A new headquarters is well underway at 443 squadron near Victoria airport.
The land is being prepared for construction of a new hangar, which is slated to be in place sometime before spring 2014.
“It’s just one more sign of progress that we get to look across and see,” said Lt.-Col. Peter Allan, commanding officer of 443 Maritime Helicopter Squadron.
The combined operations and maintenance centre, budgeted at $155 million when it was announced in February, will consolidate all squadron functions under one roof. It’s going up across from the existing hangar off Kittyhawk Road.
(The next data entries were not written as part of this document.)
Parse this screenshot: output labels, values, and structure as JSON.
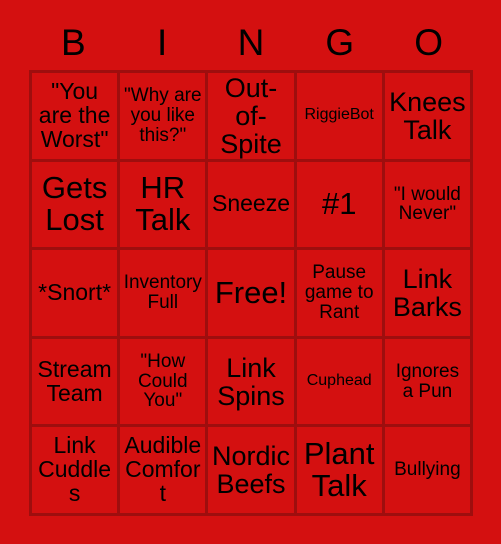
{
  "card": {
    "title_letters": [
      "B",
      "I",
      "N",
      "G",
      "O"
    ],
    "background_color": "#d41010",
    "border_color": "#9e0e0e",
    "text_color": "#000000",
    "rows": 5,
    "columns": 5,
    "cells": [
      {
        "text": "\"You are the Worst\"",
        "size": "lg",
        "free": false
      },
      {
        "text": "\"Why are you like this?\"",
        "size": "md",
        "free": false
      },
      {
        "text": "Out-of-Spite",
        "size": "xl",
        "free": false
      },
      {
        "text": "RiggieBot",
        "size": "sm",
        "free": false
      },
      {
        "text": "Knees Talk",
        "size": "xl",
        "free": false
      },
      {
        "text": "Gets Lost",
        "size": "xxl",
        "free": false
      },
      {
        "text": "HR Talk",
        "size": "xxl",
        "free": false
      },
      {
        "text": "Sneeze",
        "size": "lg",
        "free": false
      },
      {
        "text": "#1",
        "size": "xxl",
        "free": false
      },
      {
        "text": "\"I would Never\"",
        "size": "md",
        "free": false
      },
      {
        "text": "*Snort*",
        "size": "lg",
        "free": false
      },
      {
        "text": "Inventory Full",
        "size": "md",
        "free": false
      },
      {
        "text": "Free!",
        "size": "xxl",
        "free": true
      },
      {
        "text": "Pause game to Rant",
        "size": "md",
        "free": false
      },
      {
        "text": "Link Barks",
        "size": "xl",
        "free": false
      },
      {
        "text": "Stream Team",
        "size": "lg",
        "free": false
      },
      {
        "text": "\"How Could You\"",
        "size": "md",
        "free": false
      },
      {
        "text": "Link Spins",
        "size": "xl",
        "free": false
      },
      {
        "text": "Cuphead",
        "size": "sm",
        "free": false
      },
      {
        "text": "Ignores a Pun",
        "size": "md",
        "free": false
      },
      {
        "text": "Link Cuddles",
        "size": "lg",
        "free": false
      },
      {
        "text": "Audible Comfort",
        "size": "lg",
        "free": false
      },
      {
        "text": "Nordic Beefs",
        "size": "xl",
        "free": false
      },
      {
        "text": "Plant Talk",
        "size": "xxl",
        "free": false
      },
      {
        "text": "Bullying",
        "size": "md",
        "free": false
      }
    ]
  }
}
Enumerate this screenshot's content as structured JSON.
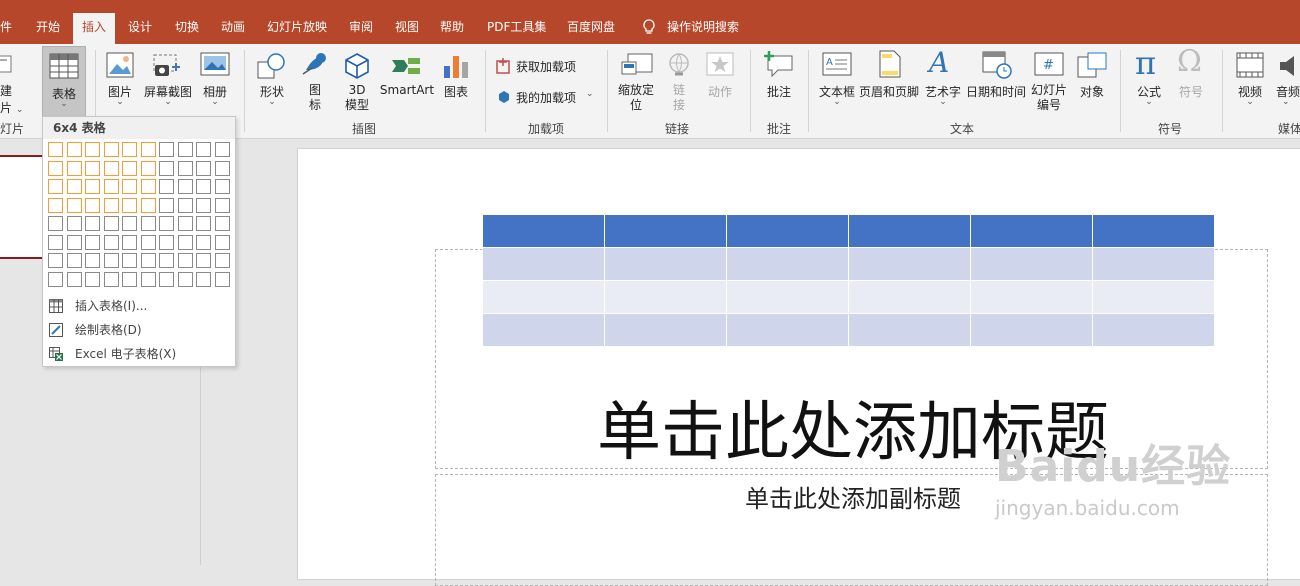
{
  "tabs": [
    {
      "label": "件"
    },
    {
      "label": "开始"
    },
    {
      "label": "插入",
      "active": true
    },
    {
      "label": "设计"
    },
    {
      "label": "切换"
    },
    {
      "label": "动画"
    },
    {
      "label": "幻灯片放映"
    },
    {
      "label": "审阅"
    },
    {
      "label": "视图"
    },
    {
      "label": "帮助"
    },
    {
      "label": "PDF工具集"
    },
    {
      "label": "百度网盘"
    },
    {
      "label": "操作说明搜索"
    }
  ],
  "ribbon": {
    "new_slide": {
      "line1": "建",
      "line2": "片",
      "group": "灯片"
    },
    "table": {
      "label": "表格"
    },
    "images": {
      "picture": "图片",
      "screenshot": "屏幕截图",
      "album": "相册"
    },
    "illustrations": {
      "shapes": "形状",
      "icons": "图\n标",
      "model3d": "3D\n模型",
      "smartart": "SmartArt",
      "chart": "图表",
      "group": "插图"
    },
    "addins": {
      "get": "获取加载项",
      "mine": "我的加载项",
      "group": "加载项"
    },
    "links": {
      "zoom": "缩放定\n位",
      "link": "链\n接",
      "action": "动作",
      "group": "链接"
    },
    "comments": {
      "comment": "批注",
      "group": "批注"
    },
    "text": {
      "textbox": "文本框",
      "header_footer": "页眉和页脚",
      "wordart": "艺术字",
      "datetime": "日期和时间",
      "slide_number": "幻灯片\n编号",
      "object": "对象",
      "group": "文本"
    },
    "symbols": {
      "equation": "公式",
      "symbol": "符号",
      "group": "符号"
    },
    "media": {
      "video": "视频",
      "audio": "音频",
      "group": "媒体"
    }
  },
  "table_menu": {
    "header": "6x4 表格",
    "grid_cols": 10,
    "grid_rows": 8,
    "selected_cols": 6,
    "selected_rows": 4,
    "items": [
      {
        "label": "插入表格(I)..."
      },
      {
        "label": "绘制表格(D)"
      },
      {
        "label": "Excel 电子表格(X)"
      }
    ]
  },
  "slide": {
    "title_placeholder": "单击此处添加标题",
    "subtitle_placeholder": "单击此处添加副标题",
    "table_preview": {
      "cols": 6,
      "rows": 4
    }
  },
  "watermark": {
    "logo": "Baidu经验",
    "url": "jingyan.baidu.com"
  },
  "colors": {
    "accent": "#b7472a",
    "table_header": "#4472c4",
    "table_band1": "#cfd5ea",
    "table_band2": "#e9ebf5",
    "grid_highlight": "#f39c38"
  }
}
The project includes a 20,000 square metre facility to replace the 60-year-old-plus hangar currently in use. The building will house nine new CH-148 Cyclone helicopters scheduled to arrive in the spring of 2014.
“We are looking forward to it,” Allan said. “The Sea King is a great machine. It’s been a workhorse and I still put a lot of faith in the aircraft, but the mission systems are old and tired. We can feel they’re holding us back from doing the work we could.”
The Cyclones will replace the six Sea Kings currently in use.
“The Cyclone is designed, at a more advanced level, to perform the same roles as the Sea King,” Allan said.
In the meantime, the squadron continues to train while preparing for the new aircraft. “We continue to work the Sea Kings as hard as we can, as hard as they have ever worked, probably.”
They’re doing incremental modifications to create a situation as similar as possible to the new helicopters “so we can start thinking about the processes we will have to use when we start using the Cyclone,” Allan explained.
For example, they’ve modified a Sea King to be compatible with night-vision equipment, “which is again a lead-in for the Cyclone, because it will be a night-vision aircraft. Anywhere were we can reach ahead, we do.”
Squadron helicopters are frequently attached to HMCS Calgary, Ottawa, Regina, Vancouver and Winnipeg in the Canadian Patrol Frigate class, and other vessels such as HMCS Huron, Algonquin and Protecteur.
The 443 squadron also supports government efforts to combat drug, fisheries and environmental violations in Canadian waters. Internationally, it supports operations in surveillance, peacekeeping and humanitarian operations.